According to a U.S. research team study, the thinning of the cortex of the brain means that you may have inherited an increased risk of depression from your ancestors.


[Updated on March 27, 2009, per reader's comments.]

In an upcoming early online edition of the journal Proceedings of the National Academy of Sciences (PNAS), under the article “Cortical thinning in persons at increased familial risk for major depression”, Columbia University Medical Center and New York State Psychiatric Institute researchers identified structural markers in the cortex part of the brain that implicate a higher risk for depression.

The brain's cortex is the outermost (superficial) layer of the brain.

The March 23, 2009 Columbia University article Columbia Researchers Identify Early Brain Marker for Familial Form of Depression says that the “Largest-Ever Imaging Study of Depression Implicates Structural Changes in Brain’s Cortex.”

The researchers, led by Myrma Weissman and Bradley Peterson, found that a thinning to the right hemisphere of the brain has a connection to a higher risk for depression.

They found, specifically, that there was a higher risk of developing depression in people who had a 28% thinning of the right cortex, as opposed to people who did not have any such thinning in the brain’s outermost surface area.

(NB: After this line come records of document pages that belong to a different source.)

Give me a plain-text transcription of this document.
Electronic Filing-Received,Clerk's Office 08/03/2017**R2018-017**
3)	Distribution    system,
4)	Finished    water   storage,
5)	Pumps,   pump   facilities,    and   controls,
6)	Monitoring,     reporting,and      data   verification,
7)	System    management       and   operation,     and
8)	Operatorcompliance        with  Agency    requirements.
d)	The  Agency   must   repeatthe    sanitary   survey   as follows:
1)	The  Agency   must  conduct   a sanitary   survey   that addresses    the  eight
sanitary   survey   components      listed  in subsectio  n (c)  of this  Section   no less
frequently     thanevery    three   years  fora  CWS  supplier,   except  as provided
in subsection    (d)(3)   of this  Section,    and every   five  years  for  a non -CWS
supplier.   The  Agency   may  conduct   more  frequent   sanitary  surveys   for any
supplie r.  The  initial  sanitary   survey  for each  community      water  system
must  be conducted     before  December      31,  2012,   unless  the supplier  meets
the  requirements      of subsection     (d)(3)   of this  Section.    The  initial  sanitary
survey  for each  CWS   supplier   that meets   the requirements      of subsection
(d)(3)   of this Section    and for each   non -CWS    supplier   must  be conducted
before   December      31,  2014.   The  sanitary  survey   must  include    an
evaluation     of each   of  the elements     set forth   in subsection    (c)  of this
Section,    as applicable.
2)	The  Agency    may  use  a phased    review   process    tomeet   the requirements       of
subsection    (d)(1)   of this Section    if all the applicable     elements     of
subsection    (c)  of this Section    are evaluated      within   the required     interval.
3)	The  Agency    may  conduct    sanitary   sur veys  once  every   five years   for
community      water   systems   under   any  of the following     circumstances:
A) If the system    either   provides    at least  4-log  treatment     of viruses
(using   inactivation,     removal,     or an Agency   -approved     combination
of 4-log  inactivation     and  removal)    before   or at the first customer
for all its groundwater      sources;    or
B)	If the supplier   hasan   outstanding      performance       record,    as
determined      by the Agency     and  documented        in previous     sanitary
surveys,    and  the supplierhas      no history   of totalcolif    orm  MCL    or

Dr. Peterson states, “The difference was so great that at first we almost didn’t believe it. But we checked and re-checked all of our data, and we looked for all possible alternative explanations, and still the difference was there.” [Columbia University]

Peterson commented in the Medical News Today article Inherited Depression Linked To Brain Cortex Thinning, “Our findings suggest rather strongly that if you have thinning in the right hemisphere of the brain, you may be predisposed to depression and may also have some cognitive and inattention issues."